After my admittedly scathing previous post, I wanted to come back and list some positives about Austin. They are largely intangible, of course, because each person develops their own life and community that has to outweigh the tangible facts of life, like morale-crushing traffic and heat.
I think this group was a cornerstone of my life here long before I realized just how much it meant to me. It is the closest I will ever get to "swimming in college" and the only team atmosphere I have been in since college, and the only really emotionally/socially-engaged team atmosphere since high school. Again, as before and always, getting up early and suffering with a group of people (and then sometimes gathering for breakfast after) coalesces those people unlike nearly anything else. I'm sure the Marines would disagree, but the little smile on Whitney's face before she unleashes a particularly fearsome set rivals the sick enjoyment shown by any drill sergeant.
Harvard Club of Austin
In October 2011 nine people stood up in a meeting room full of people and collectively said they would be responsible for rebuilding the Club from the ashes of dormancy. I stood because I realized that the farther in time I got away from Harvard, the more connected I wanted to feel to it. At first I was the person who filled the gaps, connecting with grads fresh from Cambridge and wielding my Costco card with aplomb. Eventually I got to take notes and spend money. I joke that one of the reasons I have to leave Austin is because I am next in line to be President, except that no one on the Board laughs when I make that joke.

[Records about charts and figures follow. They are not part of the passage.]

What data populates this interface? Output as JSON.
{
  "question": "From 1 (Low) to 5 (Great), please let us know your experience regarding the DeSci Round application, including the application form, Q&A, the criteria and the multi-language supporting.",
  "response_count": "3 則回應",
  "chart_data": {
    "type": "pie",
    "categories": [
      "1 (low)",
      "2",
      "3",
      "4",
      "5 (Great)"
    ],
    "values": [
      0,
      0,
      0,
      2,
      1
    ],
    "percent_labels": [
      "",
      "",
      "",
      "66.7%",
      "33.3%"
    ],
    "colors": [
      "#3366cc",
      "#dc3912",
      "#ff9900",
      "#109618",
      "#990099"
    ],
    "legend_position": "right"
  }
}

I'm offering this as a group, but there is really just one. I met hunters-who-are-vegan, good-ol'-boys-who-set-the-standard-in-their-field-of-engineering, men-who-wear-suits-and-drive-dualies and more 'Horns than I can count, and they all helped ease the stereotypes of "Texas" most people from "The Northern 49" hold. Yet only one of them really helped define my time here, and unfortunately it was closer to the end than to the beginning, for both of us actually. Still, you can be from Texas no matter where you live and sometimes an end can be a beginning.
The Not Texans
Austin is nothing if not a magnet for awesome people, and I met many here from all over the country and world. Some organized Wisconsin Badger and Green Bay Packer viewing parties. Some answered inane questions with me several times a week and found my movie and TV trivia knowledge impressive instead of nerdy. Some formed my Austin branch of "where the bodies are buried." Some let me vent, and vented in return, about triathlon and life. Some of them no longer live in Texas, simply passing through like I am ultimately doing. But for a short time, we all gathered far away from our places of origin and meant a lot to each other.
I might never eat tacos, TexMex or Mexican food again. BBQ might also need to go. Texas is the only place where I had to make my meal plans based on how much food the restaurant had available that day, rather than the other way around. Because here, when a BBQ place runs out of food shortly after opening for business, that's a sign the food is really rather good. Avocados and fresh corn tortillas literally changed the way I eat. On top of that, nearly every other type of cuisine is represented. I survived the Austin ramen explosion, taste-tested ices and gelatos, and developed a sophisticated palette for breakfast tacos. The only two things I never found in decent enough quality were pizza and empanadas. Oh well, I can forgive them, the closest Lou Malnati's and Julia's Empanadas are 1,000+ miles away.
So, I'm a crier. I know that I will spend most of my last week here tearing up at random and inopportune moments, and my plan is simply to hide behind sunglasses the entire time. Please don't be offended. If I'm wearing sunglasses and saying goodbye to you, it is because I like you so much.